人身事故かなんかで電車が大幅に遅れた影響で、ニッチもサッチも動けない満員電車に押し込められる。目的地の終点まであと10分程度だが、前の電車の運行もズレているのか、電車は駅と駅の間で止まっていた。
「う、あ、マジやべーんだが」
「なに」
「おしっこしたい」
「グフッ」
 一緒に乗り合わせていた鷹兎(たかと)がコソコソと耳打ちしたから何かと思えば、おしっこて。
 思わず吹き出して周囲からの注目を浴びた。
「笑うなよ」
「だって……ふふ、おしっこ、て、おまえ……」
「あーもう、マジでやばい」
「そんな?」
「んぐっあ、あ、やばい、あ、」
 やばいやばい言うから、鷹兎が押さえていた腹部を指でちょんと押すと、俺の肩に頭を押し付けて呻いた。身体をぎゅっと強張らせて堪えている様子はちょっとエッチだ。
「ばか、出る」
 苦しそうに呻くから、さすさす摩るとそれはそれでやばいらしい。
「なー、ちんこ勃起するとおしっこ出ないらしいよ」
「は? なにそれ」
「漏れたらまずいもんな」
「あ、ばか、ばかっ」
 ジジジ、チャックを下ろしてちんこをトランクスから出させる。皮を被った先っちょを指の腹で撫でると、身体をビクつかせて小さく悲鳴を上げる。
「ほんと、あ、あ、」
「ごめんごめん、先っちょ触らないから」
「ん、ん、」
 声が抑えられないらしい鷹兎は、俺の胸に顔を押し当てて声を殺した。真っ赤になって震える身体、無防備に晒された頸に噛みつきたい。

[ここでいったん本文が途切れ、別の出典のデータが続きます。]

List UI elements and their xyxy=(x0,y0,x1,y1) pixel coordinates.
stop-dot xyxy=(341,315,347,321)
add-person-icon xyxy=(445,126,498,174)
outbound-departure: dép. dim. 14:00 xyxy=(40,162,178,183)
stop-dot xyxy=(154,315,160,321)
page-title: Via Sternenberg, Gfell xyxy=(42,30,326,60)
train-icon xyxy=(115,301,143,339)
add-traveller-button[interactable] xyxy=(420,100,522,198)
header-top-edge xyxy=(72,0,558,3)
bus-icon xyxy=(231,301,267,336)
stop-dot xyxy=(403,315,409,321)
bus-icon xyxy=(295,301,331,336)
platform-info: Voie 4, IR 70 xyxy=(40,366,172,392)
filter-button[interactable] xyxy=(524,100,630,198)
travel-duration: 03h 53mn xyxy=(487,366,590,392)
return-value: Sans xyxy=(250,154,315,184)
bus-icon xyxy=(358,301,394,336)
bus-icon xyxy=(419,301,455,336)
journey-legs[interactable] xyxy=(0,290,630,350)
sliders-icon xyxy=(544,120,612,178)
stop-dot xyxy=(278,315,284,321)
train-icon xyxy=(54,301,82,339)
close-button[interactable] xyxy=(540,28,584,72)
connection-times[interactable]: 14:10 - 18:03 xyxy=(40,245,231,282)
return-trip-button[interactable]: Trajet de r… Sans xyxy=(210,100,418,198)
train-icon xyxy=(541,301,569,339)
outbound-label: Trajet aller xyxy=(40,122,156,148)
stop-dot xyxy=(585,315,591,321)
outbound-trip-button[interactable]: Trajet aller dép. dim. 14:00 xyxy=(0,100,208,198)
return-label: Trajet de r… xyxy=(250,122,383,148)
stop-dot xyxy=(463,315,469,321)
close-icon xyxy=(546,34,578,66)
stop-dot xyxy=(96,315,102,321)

 根元からじっとり擦り上げると、鷹兎は顔を上げて俺を見つめる。
 そんなに気持ちいい?
 そんな気持ちで見つめ返すと、また顔を埋めてしまった。けれどちんこは勃起してるから、しばらくはおしっこ漏らさないで済みそうだ。
「あ、あ、イくっ、イく」
「あはは、イっちゃダメでしょ」
「くっ、あ、はあ、あ、」
 イくイく言うから手を離すと肩を上げて息をする。もしかして目的忘れてる?
「ほら、おちんちん気持ちいいな。もうちょっと頑張ろうか」
 少し間を置いて、再び鷹兎のちんこを扱く。今度はさっきより早くイきそうだったから、手は離さず根元を指でキツく握った。
「あっっひい、ひいっ」
 そんなことを何回も繰り返す。何回寸止めしたんだろう?鷹兎が顔を押し付けているところは涙と涎でぐちょ濡れになっている。
「ほら、頑張れ頑張れ」
「も、やだイきたい」
「ダメだって」
「イくっ、あっ、イっ、イくっ」
「鷹兎」
 どびゅっ、どくっ、どくっ。
 俺の手の中で鷹兎が果てた。それから鷹兎は身体を震わせた。
「あ……あ……」
 気持ち良すぎたんだろう。
 鷹兎は俺を見つめて絶望と恍惚の混ざった顔をした。
 俺の手から溢れて、床を濡らす黄色いシミは止まることなく広がっていった……。